Artist

Chico O'Farrill

Genre: Jazz ,Global Jazz ,Bop ,Modern Big Band
Origin: U.S.A
Active: 1949 - 2001
Listen on Coda
Chico O'Farrill stood at the center of the Afro-Cuban and Latin currents that swept through jazz during the closing years of the 1940s and throughout the 1950s. His refined arrangements for Latin big bands in the first half of the decade often projected a forceful, brass-heavy intensity, yet he could also evoke a refined, near-classical atmosphere in works such as "Angels' Flight" while handling extended structures with assurance, as demonstrated by the pioneering "Afro-Cuban Jazz Suites."

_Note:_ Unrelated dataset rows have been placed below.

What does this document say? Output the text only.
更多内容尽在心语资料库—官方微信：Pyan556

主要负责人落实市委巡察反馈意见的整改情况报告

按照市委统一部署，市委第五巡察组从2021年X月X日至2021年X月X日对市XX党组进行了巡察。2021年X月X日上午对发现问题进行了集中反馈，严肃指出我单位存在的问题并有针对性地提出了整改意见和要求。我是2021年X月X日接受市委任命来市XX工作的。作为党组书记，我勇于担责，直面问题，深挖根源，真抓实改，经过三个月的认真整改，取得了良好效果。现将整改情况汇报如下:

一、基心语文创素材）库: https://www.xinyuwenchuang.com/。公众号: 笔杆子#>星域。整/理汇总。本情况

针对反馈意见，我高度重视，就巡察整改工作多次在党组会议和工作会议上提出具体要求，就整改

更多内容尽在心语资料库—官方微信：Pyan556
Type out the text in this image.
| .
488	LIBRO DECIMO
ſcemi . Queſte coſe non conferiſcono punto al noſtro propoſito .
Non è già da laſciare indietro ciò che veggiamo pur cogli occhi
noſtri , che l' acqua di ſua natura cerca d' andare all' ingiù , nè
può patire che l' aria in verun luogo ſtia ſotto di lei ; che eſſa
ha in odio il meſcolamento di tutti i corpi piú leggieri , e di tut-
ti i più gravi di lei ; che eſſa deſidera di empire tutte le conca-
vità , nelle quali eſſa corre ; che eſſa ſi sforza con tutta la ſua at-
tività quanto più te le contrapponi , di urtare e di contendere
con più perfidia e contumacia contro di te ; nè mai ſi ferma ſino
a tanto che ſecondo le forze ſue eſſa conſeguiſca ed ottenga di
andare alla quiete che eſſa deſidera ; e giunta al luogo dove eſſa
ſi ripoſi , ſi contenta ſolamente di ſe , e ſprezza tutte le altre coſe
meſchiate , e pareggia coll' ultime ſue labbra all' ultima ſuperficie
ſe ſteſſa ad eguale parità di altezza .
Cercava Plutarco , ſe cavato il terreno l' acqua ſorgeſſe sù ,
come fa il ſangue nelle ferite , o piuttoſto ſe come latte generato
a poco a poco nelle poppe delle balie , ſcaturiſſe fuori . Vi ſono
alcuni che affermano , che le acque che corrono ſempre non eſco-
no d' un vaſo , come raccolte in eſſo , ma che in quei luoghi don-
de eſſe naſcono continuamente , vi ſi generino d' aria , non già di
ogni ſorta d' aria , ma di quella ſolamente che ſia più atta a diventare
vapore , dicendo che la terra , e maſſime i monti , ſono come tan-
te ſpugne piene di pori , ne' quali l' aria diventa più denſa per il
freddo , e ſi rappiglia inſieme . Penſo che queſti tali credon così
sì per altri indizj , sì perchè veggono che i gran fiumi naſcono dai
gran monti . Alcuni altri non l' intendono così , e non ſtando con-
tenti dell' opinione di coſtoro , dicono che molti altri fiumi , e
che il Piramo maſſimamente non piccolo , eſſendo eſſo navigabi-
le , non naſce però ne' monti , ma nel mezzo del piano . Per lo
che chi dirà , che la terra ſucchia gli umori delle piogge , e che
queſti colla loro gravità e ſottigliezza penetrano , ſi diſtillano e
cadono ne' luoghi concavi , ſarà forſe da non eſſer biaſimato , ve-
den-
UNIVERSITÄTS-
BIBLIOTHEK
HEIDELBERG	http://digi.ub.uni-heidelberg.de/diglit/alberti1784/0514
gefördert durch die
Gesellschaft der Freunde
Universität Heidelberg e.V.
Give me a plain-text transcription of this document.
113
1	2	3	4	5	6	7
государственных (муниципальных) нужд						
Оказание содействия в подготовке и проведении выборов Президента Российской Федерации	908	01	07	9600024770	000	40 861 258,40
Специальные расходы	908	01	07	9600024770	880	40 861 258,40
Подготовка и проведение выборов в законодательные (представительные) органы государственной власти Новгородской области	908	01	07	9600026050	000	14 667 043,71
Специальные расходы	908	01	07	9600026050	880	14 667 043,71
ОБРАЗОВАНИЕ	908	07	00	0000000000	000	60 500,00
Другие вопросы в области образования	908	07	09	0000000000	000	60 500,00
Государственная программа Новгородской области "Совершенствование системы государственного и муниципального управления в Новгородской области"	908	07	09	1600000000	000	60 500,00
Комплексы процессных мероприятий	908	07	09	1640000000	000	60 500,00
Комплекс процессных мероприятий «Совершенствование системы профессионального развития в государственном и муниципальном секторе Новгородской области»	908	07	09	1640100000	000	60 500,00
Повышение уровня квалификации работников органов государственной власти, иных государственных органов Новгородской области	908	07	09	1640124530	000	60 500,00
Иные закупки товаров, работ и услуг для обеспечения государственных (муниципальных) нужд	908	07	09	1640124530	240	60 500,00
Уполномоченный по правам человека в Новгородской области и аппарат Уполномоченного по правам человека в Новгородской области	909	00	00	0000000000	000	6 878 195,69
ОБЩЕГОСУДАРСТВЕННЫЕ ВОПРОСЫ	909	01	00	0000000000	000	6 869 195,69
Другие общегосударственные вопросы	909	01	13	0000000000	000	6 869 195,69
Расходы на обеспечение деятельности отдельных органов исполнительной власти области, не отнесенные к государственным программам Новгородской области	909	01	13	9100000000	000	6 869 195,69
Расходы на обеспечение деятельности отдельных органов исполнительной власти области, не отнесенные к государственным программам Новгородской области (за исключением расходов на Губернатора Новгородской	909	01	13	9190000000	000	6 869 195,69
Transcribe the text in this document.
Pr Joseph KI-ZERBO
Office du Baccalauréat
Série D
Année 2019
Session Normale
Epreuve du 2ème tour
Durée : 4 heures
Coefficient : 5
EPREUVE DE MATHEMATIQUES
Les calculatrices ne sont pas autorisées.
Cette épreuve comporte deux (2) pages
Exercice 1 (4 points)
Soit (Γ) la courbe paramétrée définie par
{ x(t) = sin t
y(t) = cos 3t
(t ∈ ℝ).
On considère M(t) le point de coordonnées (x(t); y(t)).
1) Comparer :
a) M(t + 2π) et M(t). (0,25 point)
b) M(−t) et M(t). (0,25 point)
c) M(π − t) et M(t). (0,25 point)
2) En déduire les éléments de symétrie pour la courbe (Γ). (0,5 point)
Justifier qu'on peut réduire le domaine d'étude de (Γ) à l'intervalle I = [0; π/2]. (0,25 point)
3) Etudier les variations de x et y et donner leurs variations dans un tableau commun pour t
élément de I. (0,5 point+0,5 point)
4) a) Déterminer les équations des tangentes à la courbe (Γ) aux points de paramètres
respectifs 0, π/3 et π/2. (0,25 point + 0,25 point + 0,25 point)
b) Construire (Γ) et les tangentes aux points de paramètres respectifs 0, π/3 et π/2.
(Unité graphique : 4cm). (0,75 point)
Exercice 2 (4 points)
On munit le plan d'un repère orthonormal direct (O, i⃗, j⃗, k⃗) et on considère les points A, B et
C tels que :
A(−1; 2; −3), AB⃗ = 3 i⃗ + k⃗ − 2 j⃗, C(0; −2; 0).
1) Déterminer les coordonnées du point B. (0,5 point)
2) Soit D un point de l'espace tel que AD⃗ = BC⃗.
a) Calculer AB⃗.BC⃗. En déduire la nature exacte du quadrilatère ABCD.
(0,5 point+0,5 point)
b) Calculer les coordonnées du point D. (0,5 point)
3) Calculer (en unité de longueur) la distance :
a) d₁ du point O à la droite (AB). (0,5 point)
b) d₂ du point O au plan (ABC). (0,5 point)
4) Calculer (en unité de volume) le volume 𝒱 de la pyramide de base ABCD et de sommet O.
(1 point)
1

He first picked up the trumpet during military school in Georgia and returned to Cuba already devoted to jazz after exposure to leading American big bands. In Havana he pursued formal studies in composition and fronted his own ensemble before relocating to New York City in 1948, where he quickly established himself through scores written for Benny Goodman ("Undercurrent Blues"), Stan Kenton ("Cuban Episode"), and Machito ("Afro-Cuban Jazz Suite"). Between 1950 and 1954 he cut six vigorous 10-inch LPs of Latin and American big-band jazz for Clef and Norgran, later compiled on the Verve two-CD collection Cuban Blues; during the same period his own band performed at Birdland and toured across the United States. Late in the decade he settled in Mexico City, then came back to New York in 1965 to serve as arranger and music director for the television program Festival of the Lively Arts and to prepare charts for Count Basie. Drawing on his classical background, he also composed orchestral works including "Three Cuban Dances" and "Symphony No. 1." Although he continued supplying material to Machito, Kenton, Gato Barbieri, and Dizzy Gillespie through the 1970s, no further sessions appeared under his own name between 1966 and 1995, when he returned with undiminished creative force on the Milestone album Pure Emotion. Two additional Milestone releases followed, the final one being Carambola, issued in October 2000. Eight months afterward, on June 27, 2001, Arturo "Chico" O'Farrill passed away in a New York hospital.